EMC tackles big data with Greenplum appliance
- 14 October, 2010 04:07
Taking aim at the growing problem of big data management, EMC has released a data warehouse appliance tweaked to consume lots of data really quickly.
The Greenplum Data Computing Appliance takes advantage of an MPP (massively parallel processing) technology developed by Greenplum, a firm acquired by EMC in July.
EMC claims the appliance can ingest data twice as quickly as competing products, which EMC identified as Oracle Exadata, IBM Netezza and Teradata's enterprise data warehouse offering. A single rack can ingest 10 terabytes per hour, the company claims.
The appliance will be marketed to organizations trying to derive intelligence of large amounts of incoming data, said Scott Yara, who was the president of Greenplum, and is now vice president of products at EMC.
"Machines sitting on the network or on the Web are generating much more data than humans ever could. All the mobile phones, sensor networks and routers are pouring off millions of events each day," he said. In order to make sense of this input, "businesses are forced to create all this data analysis infrastructure that they never had to before."
To ingest data more quickly, Greenplum adopted a parallel processing architecture long used by the high performance computing community.
Most data warehouse appliances have a single master node through which all data must enter, Yura explained. This approach can be a bottleneck when trying to import large amounts of data quickly. In the MPP approach, each server on a rack gets a dedicated Ethernet connection.
"Instead of loading the data into one system and trying to distribute it, [the Greenplum architecture] loads the data in parallel to all the servers in a cluster," Yara said. In a peer-to-peer fashion, the servers coordinate amongst themselves to balance the data across all the nodes.

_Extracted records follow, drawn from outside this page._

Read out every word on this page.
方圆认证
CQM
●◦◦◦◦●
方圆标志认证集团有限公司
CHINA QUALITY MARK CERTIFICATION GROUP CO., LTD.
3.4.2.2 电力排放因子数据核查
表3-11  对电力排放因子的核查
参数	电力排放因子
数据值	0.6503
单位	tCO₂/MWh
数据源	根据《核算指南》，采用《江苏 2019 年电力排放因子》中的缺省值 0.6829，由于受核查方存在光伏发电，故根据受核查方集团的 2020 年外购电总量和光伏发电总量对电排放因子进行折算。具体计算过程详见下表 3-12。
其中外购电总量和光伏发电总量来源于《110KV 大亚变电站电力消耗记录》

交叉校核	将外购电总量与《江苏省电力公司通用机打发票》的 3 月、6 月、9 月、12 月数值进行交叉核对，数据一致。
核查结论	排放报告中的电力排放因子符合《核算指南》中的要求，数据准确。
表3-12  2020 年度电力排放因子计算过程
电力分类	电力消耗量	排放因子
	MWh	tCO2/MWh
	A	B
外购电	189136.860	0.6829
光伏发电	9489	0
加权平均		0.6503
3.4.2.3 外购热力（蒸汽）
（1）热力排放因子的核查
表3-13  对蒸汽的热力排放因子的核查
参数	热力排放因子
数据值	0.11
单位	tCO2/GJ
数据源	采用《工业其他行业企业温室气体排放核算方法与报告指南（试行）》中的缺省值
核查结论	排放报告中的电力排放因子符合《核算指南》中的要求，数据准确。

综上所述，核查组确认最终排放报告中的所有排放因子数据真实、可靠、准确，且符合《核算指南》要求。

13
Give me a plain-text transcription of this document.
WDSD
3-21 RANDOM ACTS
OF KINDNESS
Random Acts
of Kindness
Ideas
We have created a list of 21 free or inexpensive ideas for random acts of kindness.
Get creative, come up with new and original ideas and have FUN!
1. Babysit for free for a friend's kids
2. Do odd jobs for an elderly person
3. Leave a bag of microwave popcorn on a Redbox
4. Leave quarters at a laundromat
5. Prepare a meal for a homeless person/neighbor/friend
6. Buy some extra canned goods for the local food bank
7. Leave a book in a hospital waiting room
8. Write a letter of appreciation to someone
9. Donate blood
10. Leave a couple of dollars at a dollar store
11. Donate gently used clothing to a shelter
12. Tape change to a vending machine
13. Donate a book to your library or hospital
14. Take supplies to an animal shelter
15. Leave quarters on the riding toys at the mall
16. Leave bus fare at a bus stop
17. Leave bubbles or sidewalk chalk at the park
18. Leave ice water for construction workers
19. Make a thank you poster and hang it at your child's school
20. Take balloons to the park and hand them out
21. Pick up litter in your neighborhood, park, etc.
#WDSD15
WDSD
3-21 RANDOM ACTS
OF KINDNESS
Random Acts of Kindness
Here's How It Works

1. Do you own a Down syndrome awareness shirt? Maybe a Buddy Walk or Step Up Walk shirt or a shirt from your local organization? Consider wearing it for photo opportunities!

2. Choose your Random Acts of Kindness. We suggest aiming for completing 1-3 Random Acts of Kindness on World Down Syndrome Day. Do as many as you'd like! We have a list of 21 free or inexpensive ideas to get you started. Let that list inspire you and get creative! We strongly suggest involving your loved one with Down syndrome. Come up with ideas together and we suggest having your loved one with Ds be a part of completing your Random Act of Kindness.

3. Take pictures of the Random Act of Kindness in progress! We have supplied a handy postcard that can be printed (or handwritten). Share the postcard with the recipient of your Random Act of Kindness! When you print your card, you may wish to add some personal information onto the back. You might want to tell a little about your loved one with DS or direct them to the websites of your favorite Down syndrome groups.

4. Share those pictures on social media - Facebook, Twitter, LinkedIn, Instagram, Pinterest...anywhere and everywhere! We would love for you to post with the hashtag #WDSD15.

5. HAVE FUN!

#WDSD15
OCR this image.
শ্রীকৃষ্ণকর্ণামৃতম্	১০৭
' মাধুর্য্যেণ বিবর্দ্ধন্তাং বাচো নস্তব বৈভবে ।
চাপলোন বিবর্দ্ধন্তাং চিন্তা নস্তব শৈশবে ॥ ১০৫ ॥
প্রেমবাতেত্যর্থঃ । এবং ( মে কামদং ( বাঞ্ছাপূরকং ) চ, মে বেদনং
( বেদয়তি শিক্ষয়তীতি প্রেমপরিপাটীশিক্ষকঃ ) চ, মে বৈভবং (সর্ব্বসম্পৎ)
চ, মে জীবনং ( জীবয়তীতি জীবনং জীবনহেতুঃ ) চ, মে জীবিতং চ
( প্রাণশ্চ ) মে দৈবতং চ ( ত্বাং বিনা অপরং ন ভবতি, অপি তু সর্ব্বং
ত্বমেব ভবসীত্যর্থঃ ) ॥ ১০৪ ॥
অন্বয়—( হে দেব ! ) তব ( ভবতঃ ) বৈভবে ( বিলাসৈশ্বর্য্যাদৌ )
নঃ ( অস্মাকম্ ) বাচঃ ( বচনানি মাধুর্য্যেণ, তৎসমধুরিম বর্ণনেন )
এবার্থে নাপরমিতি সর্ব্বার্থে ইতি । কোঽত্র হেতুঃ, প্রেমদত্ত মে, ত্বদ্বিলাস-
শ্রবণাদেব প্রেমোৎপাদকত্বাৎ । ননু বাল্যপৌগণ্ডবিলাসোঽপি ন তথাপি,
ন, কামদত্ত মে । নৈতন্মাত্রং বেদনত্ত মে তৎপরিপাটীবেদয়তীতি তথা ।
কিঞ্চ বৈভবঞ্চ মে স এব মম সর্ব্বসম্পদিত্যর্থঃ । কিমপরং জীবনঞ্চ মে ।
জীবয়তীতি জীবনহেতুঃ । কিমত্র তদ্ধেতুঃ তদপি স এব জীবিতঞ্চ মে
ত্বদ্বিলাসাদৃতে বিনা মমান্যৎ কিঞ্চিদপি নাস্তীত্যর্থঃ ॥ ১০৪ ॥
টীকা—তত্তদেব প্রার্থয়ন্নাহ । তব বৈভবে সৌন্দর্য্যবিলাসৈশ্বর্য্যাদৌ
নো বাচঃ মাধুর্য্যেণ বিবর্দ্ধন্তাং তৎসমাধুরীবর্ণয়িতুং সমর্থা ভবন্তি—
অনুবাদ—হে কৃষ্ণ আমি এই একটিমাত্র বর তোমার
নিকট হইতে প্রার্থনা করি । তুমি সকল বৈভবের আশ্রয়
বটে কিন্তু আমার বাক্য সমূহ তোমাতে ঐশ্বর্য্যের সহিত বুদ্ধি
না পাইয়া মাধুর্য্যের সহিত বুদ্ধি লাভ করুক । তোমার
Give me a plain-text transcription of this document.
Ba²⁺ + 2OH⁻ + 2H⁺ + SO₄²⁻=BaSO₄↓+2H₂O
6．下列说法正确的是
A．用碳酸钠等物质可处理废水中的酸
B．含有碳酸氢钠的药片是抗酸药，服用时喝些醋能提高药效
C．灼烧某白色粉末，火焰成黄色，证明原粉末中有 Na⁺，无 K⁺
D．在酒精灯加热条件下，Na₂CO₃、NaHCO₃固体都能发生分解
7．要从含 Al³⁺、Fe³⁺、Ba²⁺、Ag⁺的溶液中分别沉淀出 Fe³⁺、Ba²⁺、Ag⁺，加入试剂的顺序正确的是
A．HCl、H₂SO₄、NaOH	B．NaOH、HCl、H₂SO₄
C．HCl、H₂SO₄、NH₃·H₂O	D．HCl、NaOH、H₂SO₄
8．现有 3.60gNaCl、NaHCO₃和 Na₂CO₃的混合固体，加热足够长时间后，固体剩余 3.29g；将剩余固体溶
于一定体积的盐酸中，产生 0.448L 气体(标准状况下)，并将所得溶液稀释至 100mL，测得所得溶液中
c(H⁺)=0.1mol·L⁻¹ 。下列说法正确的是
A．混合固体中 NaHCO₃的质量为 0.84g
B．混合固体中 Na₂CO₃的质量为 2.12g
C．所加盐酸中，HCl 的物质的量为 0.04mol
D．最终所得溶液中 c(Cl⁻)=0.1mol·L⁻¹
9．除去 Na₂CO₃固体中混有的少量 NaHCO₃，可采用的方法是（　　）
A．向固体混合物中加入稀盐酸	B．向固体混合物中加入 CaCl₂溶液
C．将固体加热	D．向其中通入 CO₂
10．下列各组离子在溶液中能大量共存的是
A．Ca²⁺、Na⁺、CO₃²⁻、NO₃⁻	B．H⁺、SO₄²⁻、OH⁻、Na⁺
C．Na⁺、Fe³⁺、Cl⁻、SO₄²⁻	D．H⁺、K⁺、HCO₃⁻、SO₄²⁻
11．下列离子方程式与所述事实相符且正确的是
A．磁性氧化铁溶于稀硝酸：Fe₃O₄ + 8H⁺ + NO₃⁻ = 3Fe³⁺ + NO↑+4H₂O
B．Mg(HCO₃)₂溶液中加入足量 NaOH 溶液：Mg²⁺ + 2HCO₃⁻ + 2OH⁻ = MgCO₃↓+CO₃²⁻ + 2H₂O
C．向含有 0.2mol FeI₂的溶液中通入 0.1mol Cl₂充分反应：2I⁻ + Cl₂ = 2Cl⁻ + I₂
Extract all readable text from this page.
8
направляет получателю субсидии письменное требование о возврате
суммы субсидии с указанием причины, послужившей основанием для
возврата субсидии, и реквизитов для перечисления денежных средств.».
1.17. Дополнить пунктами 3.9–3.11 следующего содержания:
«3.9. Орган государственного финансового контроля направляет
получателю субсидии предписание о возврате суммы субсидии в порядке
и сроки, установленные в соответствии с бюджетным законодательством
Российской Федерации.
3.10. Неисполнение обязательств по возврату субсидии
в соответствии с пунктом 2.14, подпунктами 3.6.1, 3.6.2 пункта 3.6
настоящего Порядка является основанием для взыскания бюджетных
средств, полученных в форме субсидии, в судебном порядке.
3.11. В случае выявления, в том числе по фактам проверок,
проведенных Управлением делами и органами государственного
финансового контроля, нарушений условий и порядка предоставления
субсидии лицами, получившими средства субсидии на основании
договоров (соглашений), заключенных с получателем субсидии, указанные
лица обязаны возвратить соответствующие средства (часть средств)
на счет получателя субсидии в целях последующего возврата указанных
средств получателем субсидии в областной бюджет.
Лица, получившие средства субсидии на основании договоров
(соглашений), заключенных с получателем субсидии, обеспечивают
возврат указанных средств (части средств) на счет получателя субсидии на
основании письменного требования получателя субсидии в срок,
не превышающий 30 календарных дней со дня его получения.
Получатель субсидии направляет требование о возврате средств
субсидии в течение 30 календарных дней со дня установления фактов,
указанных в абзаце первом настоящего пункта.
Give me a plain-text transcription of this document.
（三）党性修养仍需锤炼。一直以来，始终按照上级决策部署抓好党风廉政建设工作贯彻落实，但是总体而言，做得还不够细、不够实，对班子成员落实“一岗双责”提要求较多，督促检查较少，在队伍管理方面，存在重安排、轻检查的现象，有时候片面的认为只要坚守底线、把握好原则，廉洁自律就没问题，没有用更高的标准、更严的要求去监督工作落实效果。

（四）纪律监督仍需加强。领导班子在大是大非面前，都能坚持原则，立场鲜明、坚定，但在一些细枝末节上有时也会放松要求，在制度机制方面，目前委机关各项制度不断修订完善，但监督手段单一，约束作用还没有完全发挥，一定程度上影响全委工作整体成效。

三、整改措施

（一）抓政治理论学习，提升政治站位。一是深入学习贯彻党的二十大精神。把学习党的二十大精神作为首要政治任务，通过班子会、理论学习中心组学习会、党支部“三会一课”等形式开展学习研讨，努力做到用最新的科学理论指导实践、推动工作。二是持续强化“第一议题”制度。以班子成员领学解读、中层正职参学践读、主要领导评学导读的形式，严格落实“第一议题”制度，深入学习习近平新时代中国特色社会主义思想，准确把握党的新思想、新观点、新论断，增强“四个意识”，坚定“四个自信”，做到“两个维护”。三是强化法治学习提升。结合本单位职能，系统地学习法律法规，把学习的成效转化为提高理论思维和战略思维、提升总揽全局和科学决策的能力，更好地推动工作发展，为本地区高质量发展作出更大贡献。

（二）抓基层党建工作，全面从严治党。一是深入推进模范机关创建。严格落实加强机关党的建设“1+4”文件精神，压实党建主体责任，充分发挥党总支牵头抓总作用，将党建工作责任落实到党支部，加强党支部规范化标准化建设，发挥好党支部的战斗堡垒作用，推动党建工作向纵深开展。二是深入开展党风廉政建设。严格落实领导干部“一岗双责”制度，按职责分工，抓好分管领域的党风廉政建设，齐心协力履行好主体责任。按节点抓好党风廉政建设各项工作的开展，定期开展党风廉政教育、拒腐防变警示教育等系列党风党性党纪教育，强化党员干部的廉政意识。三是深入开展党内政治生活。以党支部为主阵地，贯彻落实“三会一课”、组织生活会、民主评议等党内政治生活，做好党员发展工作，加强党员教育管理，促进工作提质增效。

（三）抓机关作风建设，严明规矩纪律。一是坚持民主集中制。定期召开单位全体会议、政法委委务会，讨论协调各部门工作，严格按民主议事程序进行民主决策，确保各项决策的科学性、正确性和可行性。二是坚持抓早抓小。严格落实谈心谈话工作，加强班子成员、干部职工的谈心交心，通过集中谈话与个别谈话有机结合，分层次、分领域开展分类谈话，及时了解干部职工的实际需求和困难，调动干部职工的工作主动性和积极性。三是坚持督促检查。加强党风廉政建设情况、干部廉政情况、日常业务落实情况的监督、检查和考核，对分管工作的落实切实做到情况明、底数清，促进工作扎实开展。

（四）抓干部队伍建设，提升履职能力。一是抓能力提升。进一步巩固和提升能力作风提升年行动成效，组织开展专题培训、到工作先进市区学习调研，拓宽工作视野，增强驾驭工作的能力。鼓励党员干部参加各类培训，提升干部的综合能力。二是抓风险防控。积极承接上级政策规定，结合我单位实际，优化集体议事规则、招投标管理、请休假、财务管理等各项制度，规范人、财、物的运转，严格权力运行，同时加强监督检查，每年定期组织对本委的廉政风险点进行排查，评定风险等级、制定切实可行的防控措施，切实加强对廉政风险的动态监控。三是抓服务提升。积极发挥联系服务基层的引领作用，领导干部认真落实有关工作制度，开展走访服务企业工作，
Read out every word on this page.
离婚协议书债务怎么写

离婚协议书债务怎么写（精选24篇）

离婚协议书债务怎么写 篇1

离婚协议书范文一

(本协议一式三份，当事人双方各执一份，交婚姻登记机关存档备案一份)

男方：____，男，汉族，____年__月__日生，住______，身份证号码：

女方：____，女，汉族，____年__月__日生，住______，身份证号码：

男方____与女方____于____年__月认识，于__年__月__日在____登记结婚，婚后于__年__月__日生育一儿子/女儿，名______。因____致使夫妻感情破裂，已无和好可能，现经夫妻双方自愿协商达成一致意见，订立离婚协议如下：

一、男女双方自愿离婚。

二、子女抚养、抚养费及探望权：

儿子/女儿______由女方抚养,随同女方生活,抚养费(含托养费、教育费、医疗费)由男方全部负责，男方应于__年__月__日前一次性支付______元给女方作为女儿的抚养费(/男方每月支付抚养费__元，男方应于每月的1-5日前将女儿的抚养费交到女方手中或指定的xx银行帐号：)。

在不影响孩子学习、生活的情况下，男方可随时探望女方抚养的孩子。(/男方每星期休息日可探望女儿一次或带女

The MPP architecture also allows the data analysis to be executed in parallel across the servers. "You can break a single query up across the all the machines," Yura said.
The Greenplum Data Computing Appliance, available now, offers database software (Greenplum Database 4.0) preloaded on an integrated set of servers, along with storage and networking. A single rack would have 16 servers, each running two Intel E5670 hexacore processors. The appliance can be purchased as a half-rack, a single rack, or in a multiple rack configuration. Each rack could hold up to 36 terabytes of uncompressed storage, or up to 5 petabytes compressed across 24 racks. A 24-rack system could run a total of 4,608 database cores.
The appliance form-factor offers a number of advantages, the company claims. It can also be coupled with EMC's Data Domain backup and recovery software, which would allow the data warehouse material to be backed up to EMC SANs (storage area networks), as well as allow the appliance to use the SAN for additional storage.
Also, EMC's RecoverPoint software could, if needed, populate a second data warehouse with the data from the SAN.
"That next step will be a huge differentiator in my book," said Steve Hirsch, chief data officer and senior vice president of Global Data Services at New York Stock Exchange Euronext, at a launch event held in New York on Wednesday. He noted that today most organizations have to make a full second working instance of the data warehouse for backup purposes, the maintenance of which can require a lot of personnel and hardware resources.
Euronext has used the Greenplum software since 2007. The organization's internal operations generate about four terabytes of data each day, and the Greenplum database is used to derive performance metrics from some of this data.
"For us it is very expensive to move data around to analyze. We nee to load it once, analyze it there and make that data available," Hirsch said.
With this release, EMC also announced that it has created a new division, called the Data Computing Products Division, which will concentrate on data management software, such as that of Greenplum.